The Sabbath World is well-written and full of fascinating material about sabbath and sabbath-keeping in history, religion and culture. Although the writer is Jewish, she writes knowledgeably about New Testament ideas of Sabbath and its place in Christianity. I confess that I skimmed through some of the denser psychological sections, but I am sure that material would be interesting to other readers.


Mary Beth said...

Fascinating...I will be looking out for this.

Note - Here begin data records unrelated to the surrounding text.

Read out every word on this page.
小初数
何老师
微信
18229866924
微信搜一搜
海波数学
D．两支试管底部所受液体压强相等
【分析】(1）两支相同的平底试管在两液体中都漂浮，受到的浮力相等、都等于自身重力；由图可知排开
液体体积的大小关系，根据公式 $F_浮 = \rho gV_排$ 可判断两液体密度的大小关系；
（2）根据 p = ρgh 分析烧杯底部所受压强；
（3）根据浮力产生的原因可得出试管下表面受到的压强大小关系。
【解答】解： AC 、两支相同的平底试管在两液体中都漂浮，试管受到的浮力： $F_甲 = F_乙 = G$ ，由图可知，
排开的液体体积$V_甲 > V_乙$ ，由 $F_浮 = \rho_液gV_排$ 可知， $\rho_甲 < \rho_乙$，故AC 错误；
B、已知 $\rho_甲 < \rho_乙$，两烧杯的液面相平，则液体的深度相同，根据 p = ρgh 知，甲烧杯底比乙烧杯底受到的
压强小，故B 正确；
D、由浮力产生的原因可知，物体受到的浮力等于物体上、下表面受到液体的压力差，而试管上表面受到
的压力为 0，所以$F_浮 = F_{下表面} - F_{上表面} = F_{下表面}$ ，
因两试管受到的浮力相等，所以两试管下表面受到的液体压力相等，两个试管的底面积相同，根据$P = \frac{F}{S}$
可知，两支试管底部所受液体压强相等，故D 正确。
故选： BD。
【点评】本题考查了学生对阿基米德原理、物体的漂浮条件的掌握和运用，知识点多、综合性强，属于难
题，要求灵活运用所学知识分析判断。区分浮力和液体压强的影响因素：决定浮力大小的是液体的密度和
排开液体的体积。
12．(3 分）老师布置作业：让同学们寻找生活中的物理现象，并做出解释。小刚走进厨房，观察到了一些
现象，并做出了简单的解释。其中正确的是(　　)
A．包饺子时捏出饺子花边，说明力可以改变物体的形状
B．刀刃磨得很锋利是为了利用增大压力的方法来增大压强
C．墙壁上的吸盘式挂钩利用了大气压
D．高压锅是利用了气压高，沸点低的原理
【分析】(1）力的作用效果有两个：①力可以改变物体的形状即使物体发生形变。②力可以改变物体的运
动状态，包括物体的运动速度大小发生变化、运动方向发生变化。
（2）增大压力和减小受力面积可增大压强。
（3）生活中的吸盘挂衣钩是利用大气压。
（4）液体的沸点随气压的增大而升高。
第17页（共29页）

I remember the Blue Laws too, and it's sad how easily we slipped out of that. We used to come home from church and read the newspapers together (remember when Houston had both the Post and the Chronicle!?) A sense that there was nothing more important to do. I miss it.

Elaine said...

For most of my adult life I have had a rule that I do no work on Saturday. Work is defined as anything I don't want to do. Obviously, I do make some exceptions -- but not many. I picked Saturday, because if I have to get up, shower, put on makeup and decent clothes for church -- Sunday is already shot. I am always surprised how unusual that is, at how many people have no real space of rest in their week.

Viola Larson said...

The book sounds like one I would like to read. Although my family was nominally Christian we observed not working on Sunday, church or no church. I remember my sister relating the story of telling the lady she worked for that she would not help with the ironing on Sunday because, well, it was Sunday. But we did play. And don't laugh but a hot game of poker that I often won was often played on Sunday night.

Robin said...

When I was teaching in the Jewish school, I went over to do some work one Saturday and accidentally set off the alarm system, which per protocol buzzed at the police station and fire department and resulted in a call from one of them to the principal's home. On Monday I apologized for interrupting his day and he looked completely baffled. "We would never answer the phone on Shabbos," he said. "Even if the building were burning down?" I asked. "How would we know, and what could we do?" he shrugged.

I would hazard a guess that, per God's idea, those folks accomplished a tremendous amount on the other six days precisely BECAUSE they took the 7th one entirely for God. Not that that was the motivation -- but it all worked out.